Marlowe fell silent, sitting unsteadily forward. A white bony hand had emerged from the voluminous black satin sleeve, resting on her throat.

“Stanislas was appalled. The scene was immediately disbanded. Fires put out. Whoever and whatever these people were, they were ordered to leave the property. Stanislas led Ashley back to the house. To his relief, she seemed fine. She was herself. Wasn’t even afraid of what she’d just seen. Her family home was a veritable movie set, after all. She’d watched bonfires, cars exploding, men and women declaring their undying love, their undying hate, fight scenes, love scenes, chase scenes, women hanging for dear life off the sides of buildings, men falling out of the sky—all in her own backyard. He tucked her into bed and read aloud to her, a chapter from one of her favorite fairy tales, The Mysterious World of Bartho Lore. She fell asleep that night with a smile on her face—just as she always did. Stanny decided not to tell his wife. I don’t know the extent of Astrid’s—Stanny’s third wife’s—knowledge of what he’d been up to in the middle of the night, but there seemed to be an understanding that he was free to do what he liked, so long as he didn’t involve the children. When Stanny went to bed that night, he prayed to God. An interesting choice, given how he’d been spending his free time. But it was to God. Even then, he didn’t quite believe in the things he’d been doing. Now he hoped none of it was real. It couldn’t be. The idea’s really absurd. Is it not?”

She asked this with cynical delight, taking another long swig from the empty Heaven Hill bottle. Maybe she was guzzling the fumes.

“Within a week, Stanislas began to notice a difference. Ashley was always a watchful, gifted child, but now her gifts started having ferocious tendencies. He’d invited some Chinese soldiers and a former ambassador to live at the house while he worked on his next picture. Within two weeks of their arrival, Ashley was entirely fluent in the language. She also began staring, staring right into people, as if she could read their thoughts, see their fates unspooled before her like a roll of thirty-five-millimeter. She still laughed, of course, was still so beautiful, but there was a gravity in her now that had never been there before. And then there was the piano.”

Marlowe shuddered at the thought.

“Astrid was a trained pianist.

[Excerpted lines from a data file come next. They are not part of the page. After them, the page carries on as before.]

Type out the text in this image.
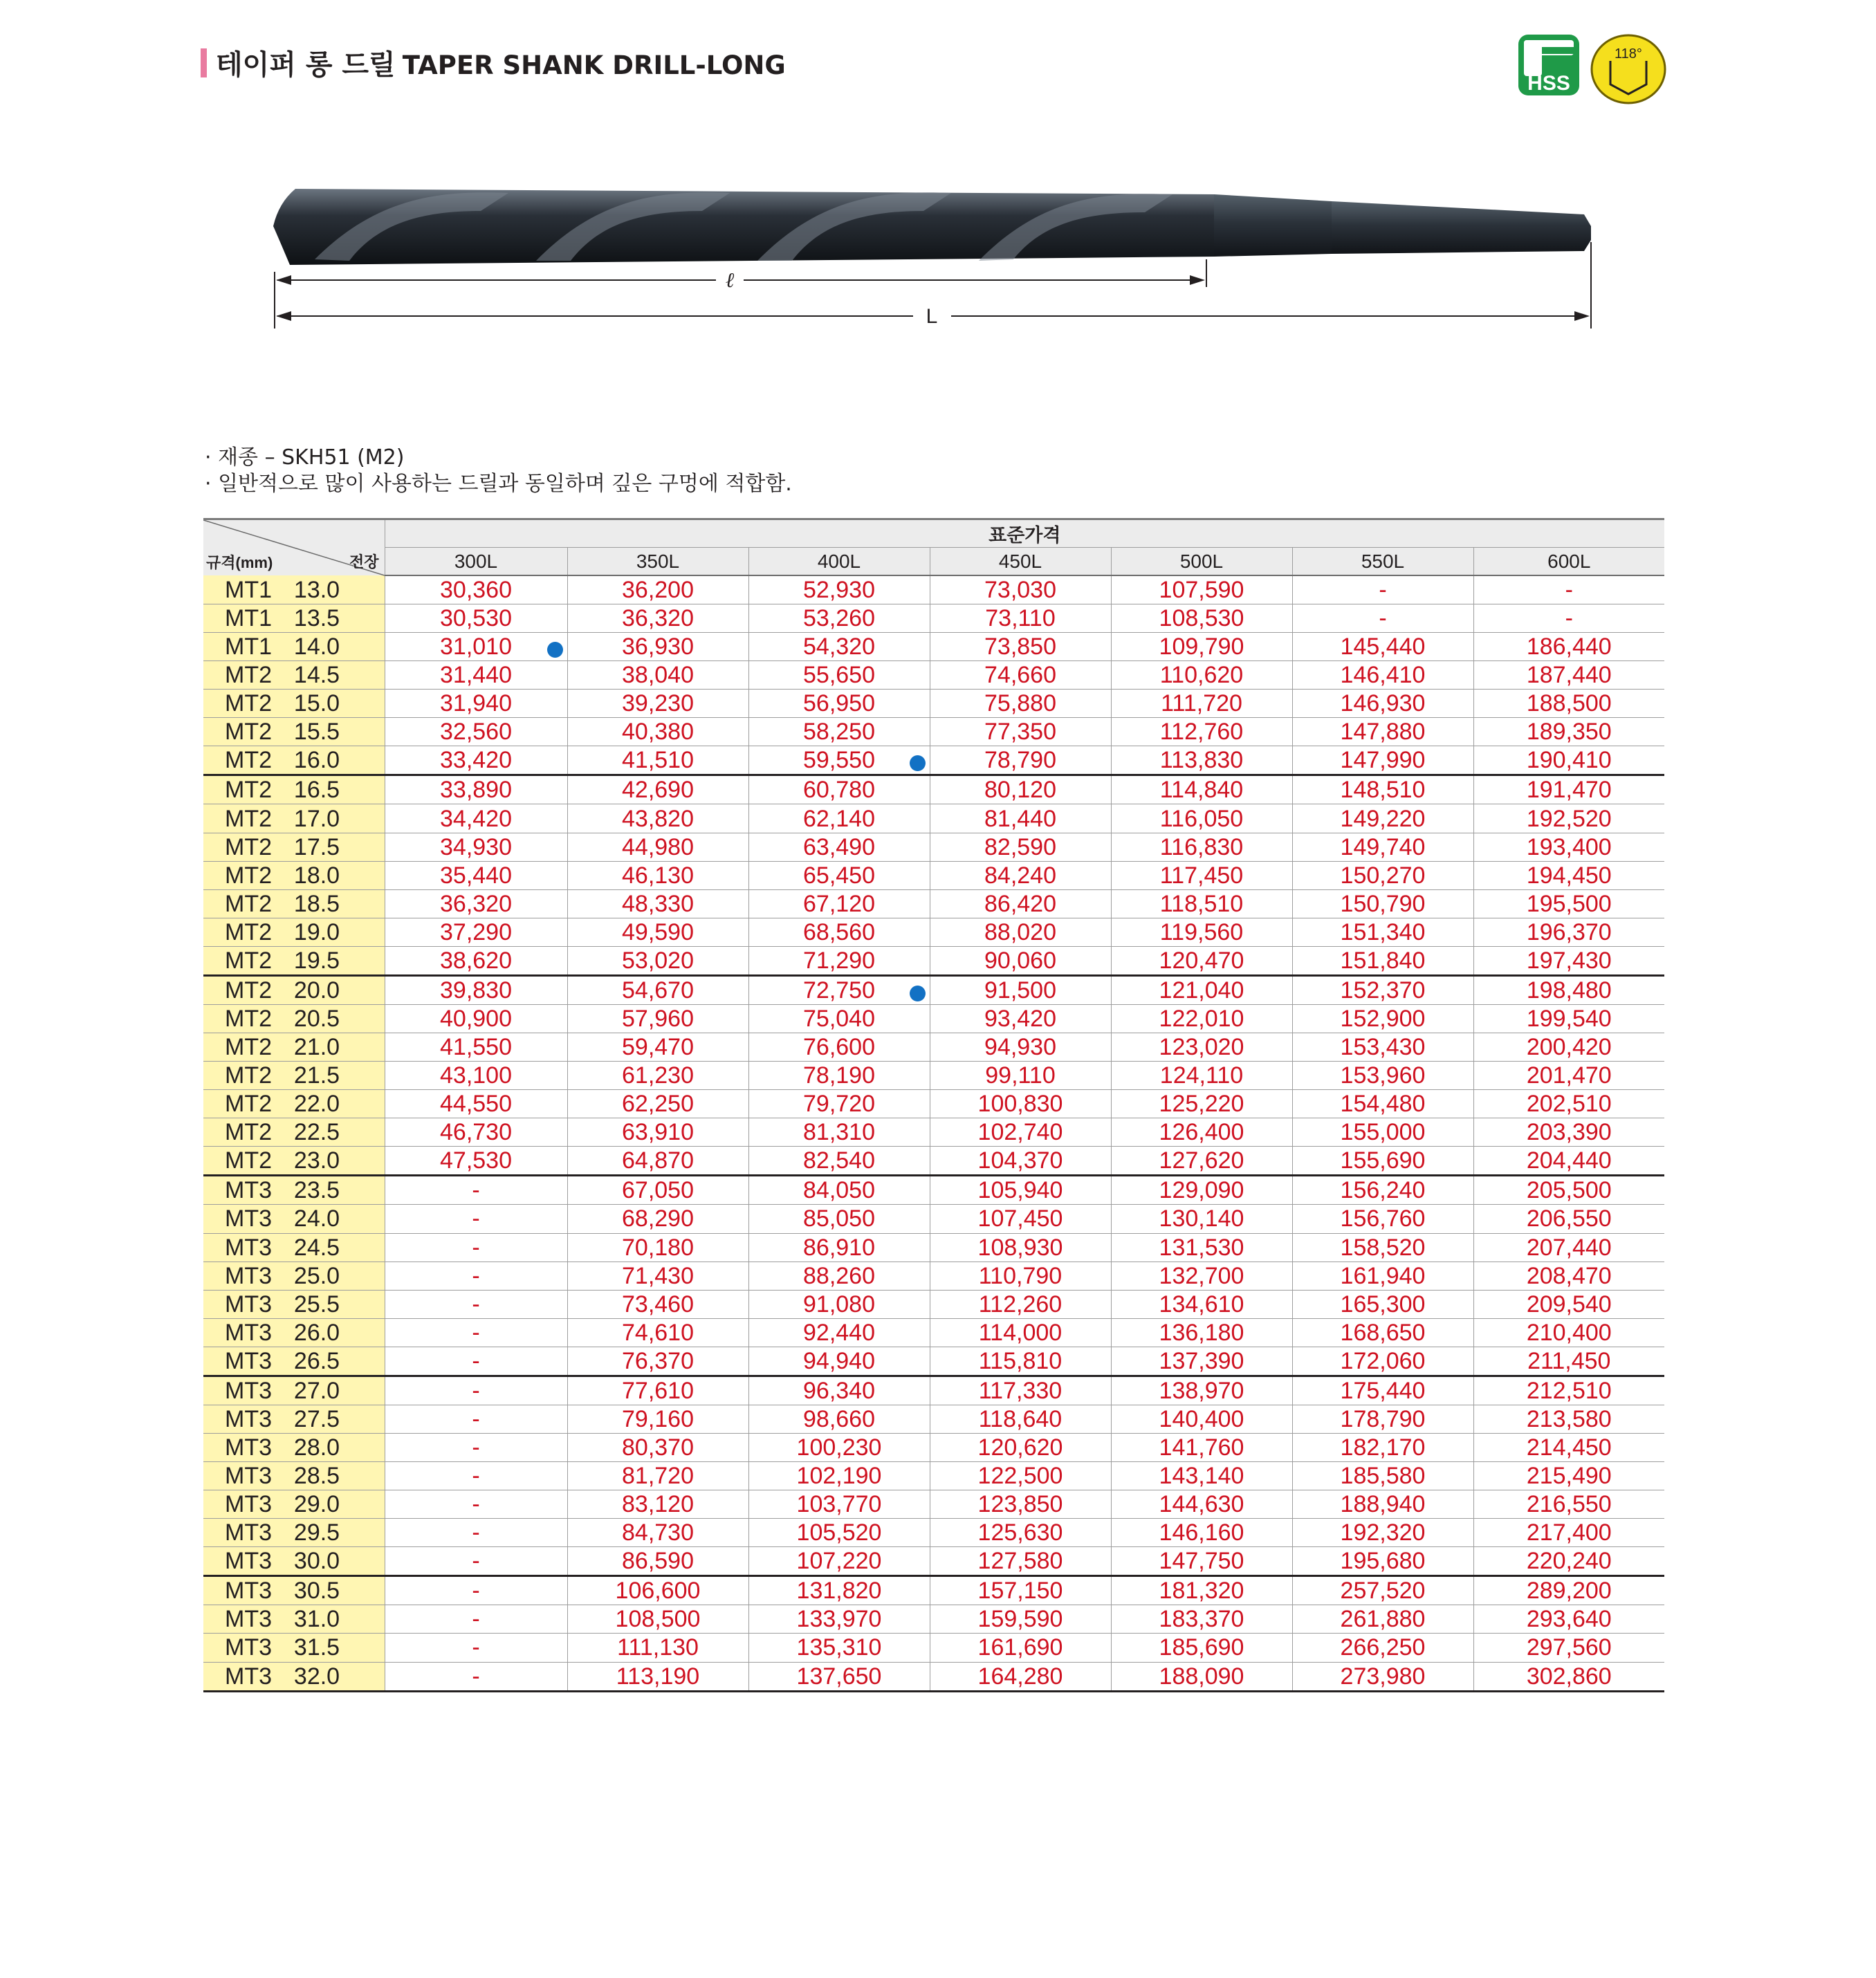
테이퍼 롱 드릴 TAPER SHANK DRILL-LONG
HSS
118°
ℓ
L
· 재종 – SKH51 (M2)
· 일반적으로 많이 사용하는 드릴과 동일하며 깊은 구멍에 적합함.
전장
규격(mm)	표준가격						
	300L	350L	400L	450L	500L	550L	600L
MT1 13.0	30,360	36,200	52,930	73,030	107,590	-	-
MT1 13.5	30,530	36,320	53,260	73,110	108,530	-	-
MT1 14.0	31,010	36,930	54,320	73,850	109,790	145,440	186,440
MT2 14.5	31,440	38,040	55,650	74,660	110,620	146,410	187,440
MT2 15.0	31,940	39,230	56,950	75,880	111,720	146,930	188,500
MT2 15.5	32,560	40,380	58,250	77,350	112,760	147,880	189,350
MT2 16.0	33,420	41,510	59,550	78,790	113,830	147,990	190,410
MT2 16.5	33,890	42,690	60,780	80,120	114,840	148,510	191,470
MT2 17.0	34,420	43,820	62,140	81,440	116,050	149,220	192,520
MT2 17.5	34,930	44,980	63,490	82,590	116,830	149,740	193,400
MT2 18.0	35,440	46,130	65,450	84,240	117,450	150,270	194,450
MT2 18.5	36,320	48,330	67,120	86,420	118,510	150,790	195,500
MT2 19.0	37,290	49,590	68,560	88,020	119,560	151,340	196,370
MT2 19.5	38,620	53,020	71,290	90,060	120,470	151,840	197,430
MT2 20.0	39,830	54,670	72,750	91,500	121,040	152,370	198,480
MT2 20.5	40,900	57,960	75,040	93,420	122,010	152,900	199,540
MT2 21.0	41,550	59,470	76,600	94,930	123,020	153,430	200,420
MT2 21.5	43,100	61,230	78,190	99,110	124,110	153,960	201,470
MT2 22.0	44,550	62,250	79,720	100,830	125,220	154,480	202,510
MT2 22.5	46,730	63,910	81,310	102,740	126,400	155,000	203,390
MT2 23.0	47,530	64,870	82,540	104,370	127,620	155,690	204,440
MT3 23.5	-	67,050	84,050	105,940	129,090	156,240	205,500
MT3 24.0	-	68,290	85,050	107,450	130,140	156,760	206,550
MT3 24.5	-	70,180	86,910	108,930	131,530	158,520	207,440
MT3 25.0	-	71,430	88,260	110,790	132,700	161,940	208,470
MT3 25.5	-	73,460	91,080	112,260	134,610	165,300	209,540
MT3 26.0	-	74,610	92,440	114,000	136,180	168,650	210,400
MT3 26.5	-	76,370	94,940	115,810	137,390	172,060	211,450
MT3 27.0	-	77,610	96,340	117,330	138,970	175,440	212,510
MT3 27.5	-	79,160	98,660	118,640	140,400	178,790	213,580
MT3 28.0	-	80,370	100,230	120,620	141,760	182,170	214,450
MT3 28.5	-	81,720	102,190	122,500	143,140	185,580	215,490
MT3 29.0	-	83,120	103,770	123,850	144,630	188,940	216,550
MT3 29.5	-	84,730	105,520	125,630	146,160	192,320	217,400
MT3 30.0	-	86,590	107,220	127,580	147,750	195,680	220,240
MT3 30.5	-	106,600	131,820	157,150	181,320	257,520	289,200
MT3 31.0	-	108,500	133,970	159,590	183,370	261,880	293,640
MT3 31.5	-	111,130	135,310	161,690	185,690	266,250	297,560
MT3 32.0	-	113,190	137,650	164,280	188,090	273,980	302,860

Since Ashley was four, she had a teacher from Juilliard travel up to the estate twice a week to give the girl private lessons. At five, Ashley was good for her age but never had real passion for the instrument. She preferred to be outdoors, riding horses and bikes, climbing trees. Now she sat down, shut herself inside for hours, and played until her fingers swelled with blisters. Within weeks, the girl could master any piece put before her, Beethoven, Bartók, in mere hours, the whole thing memorized. More and more, this shift in Ashley was palpable. Stanny was too devastated to believe it. Yet he began to do research. Throughout history, alliances with the devil often manifest themselves in virtuosic mastery of an instrument. In eighteenth-century Italy, there was Paganini—still believed to be the finest violinist ever to have lived. The same was true for Robert Johnson, the blues musician. He went to a crossroads in Tunica, Mississippi, and gave the devil his soul in exchange for total music mastery.”